Only seniors get their own rooms in the house; most first years have to share with two or more guys, but Luka and I convinced the Pres to let us stay up in the attic.

It was such a piece of shit space without even drywall on most of the walls when we moved in, but with a bathroom and a few home comforts, like, you know, beds, it’s livable.

The best part, it only fits the two of us.

“I’m so grateful to you, big, ginormous, super flash dick for charming the pants off the Julius Rising tour manager.”

“Technically, he left his pants on, but they were around his ankles, sooo…”

“Okay, enough of this,” Rover says, grabbing Luka by the back of his shirt and pulling him away. “Get dressed already. We’ve got about ten minutes until they start serving dinner.”

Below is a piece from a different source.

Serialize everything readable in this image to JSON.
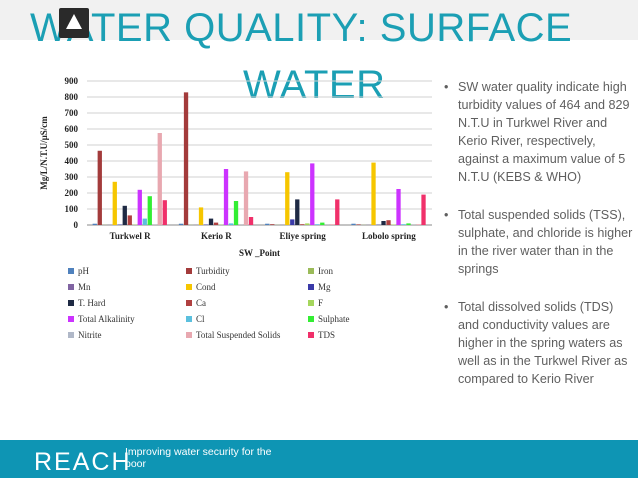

“I’m almost ready,” I say, grabbing my shirt and phone.

There are about ten message notifications; most are in the Love The Game group chat, a collective chat that started after a photoshoot celebrating queer athletes I was lucky enough to be a part of.

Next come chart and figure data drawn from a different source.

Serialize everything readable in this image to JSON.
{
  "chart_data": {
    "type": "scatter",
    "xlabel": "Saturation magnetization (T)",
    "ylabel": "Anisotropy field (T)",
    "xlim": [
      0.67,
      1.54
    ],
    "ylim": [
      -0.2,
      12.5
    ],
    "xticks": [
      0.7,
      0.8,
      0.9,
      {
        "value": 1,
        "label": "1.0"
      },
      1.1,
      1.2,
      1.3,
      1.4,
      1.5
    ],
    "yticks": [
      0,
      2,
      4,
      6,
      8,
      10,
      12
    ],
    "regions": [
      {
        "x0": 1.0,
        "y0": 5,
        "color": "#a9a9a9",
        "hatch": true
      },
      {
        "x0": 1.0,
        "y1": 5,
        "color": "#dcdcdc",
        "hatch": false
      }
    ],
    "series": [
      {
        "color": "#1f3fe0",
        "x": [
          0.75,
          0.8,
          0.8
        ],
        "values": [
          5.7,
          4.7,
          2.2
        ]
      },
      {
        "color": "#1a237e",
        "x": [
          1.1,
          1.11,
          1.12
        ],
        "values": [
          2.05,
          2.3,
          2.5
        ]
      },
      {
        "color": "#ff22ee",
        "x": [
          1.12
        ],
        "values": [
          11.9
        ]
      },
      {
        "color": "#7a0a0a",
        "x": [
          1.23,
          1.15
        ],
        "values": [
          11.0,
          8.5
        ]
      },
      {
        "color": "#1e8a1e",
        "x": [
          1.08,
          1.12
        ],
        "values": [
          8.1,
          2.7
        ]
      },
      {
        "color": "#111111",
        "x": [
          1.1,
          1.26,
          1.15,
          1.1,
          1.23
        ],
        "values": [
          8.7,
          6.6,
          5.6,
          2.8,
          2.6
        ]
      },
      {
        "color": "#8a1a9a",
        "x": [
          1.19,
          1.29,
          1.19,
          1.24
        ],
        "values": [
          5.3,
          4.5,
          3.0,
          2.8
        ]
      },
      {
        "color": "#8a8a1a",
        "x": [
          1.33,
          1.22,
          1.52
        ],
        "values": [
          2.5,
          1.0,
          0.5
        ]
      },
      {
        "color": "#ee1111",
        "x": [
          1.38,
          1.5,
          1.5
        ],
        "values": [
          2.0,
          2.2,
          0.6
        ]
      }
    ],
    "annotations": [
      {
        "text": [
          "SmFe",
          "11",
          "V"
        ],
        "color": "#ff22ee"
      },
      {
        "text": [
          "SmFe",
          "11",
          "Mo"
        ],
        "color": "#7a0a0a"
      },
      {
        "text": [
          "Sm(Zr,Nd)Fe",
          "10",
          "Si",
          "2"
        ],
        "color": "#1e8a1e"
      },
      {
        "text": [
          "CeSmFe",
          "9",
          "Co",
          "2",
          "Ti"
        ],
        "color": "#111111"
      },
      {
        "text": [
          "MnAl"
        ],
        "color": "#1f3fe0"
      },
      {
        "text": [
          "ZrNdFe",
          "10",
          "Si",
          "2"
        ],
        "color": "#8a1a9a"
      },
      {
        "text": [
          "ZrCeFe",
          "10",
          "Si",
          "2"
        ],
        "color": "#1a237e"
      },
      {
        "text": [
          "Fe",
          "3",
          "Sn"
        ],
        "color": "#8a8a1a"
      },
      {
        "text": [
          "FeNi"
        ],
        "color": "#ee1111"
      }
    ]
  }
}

My speed on the ice got a lot of media coverage in my senior year of high school, and I was listed in the “Ones to Watch” section.

The day is mostly a blur now, but a few of the guys decided to grab dinner afterwards and created a group chat to organize it all, then we just sort of…

kept it going. It’s mostly trash talk and comedic relief, but it’s been nice to have a sports place that isn’t at all infiltrated by my older brothers.

They’re both players in the Banana Ball league, and given they’re identical twins, it scores them a huge amount of publicity.

Lucky for me, when they did this shoot, no one considered Banana Ball a sport, and even though we’ve added in queer guys from random teams and every other sport you can think of since starting the chat, I’ve managed to keep them out.

I just want to hold on to one thing that’s mine for as long as I can.

I flick open the chat, and Pedro, the striker for Liverpool, who was also the oldest at the photoshoot that kicked off this whole Love The Game group chat.

His career in soccer has been a decade long, so it was no surprise he announced his retirement shortly after the photoshoot where we all met.

He has sent through a selfie of him and his new husband on their honeymoon in the Maldives, a gorgeous aqua ocean behind them.

The comments are mostly congratulations and comments about how incredible the beach looks. I quickly tap out my reply.

ME:

Don’t do it on the sand, or it’ll be like screwing a bucket of glass shards. Unless you’re into that.

A few seconds later, Pedro replies with a pic of a broken window, the cracks spreading out from a hole in the middle like a tennis ball has gone through it.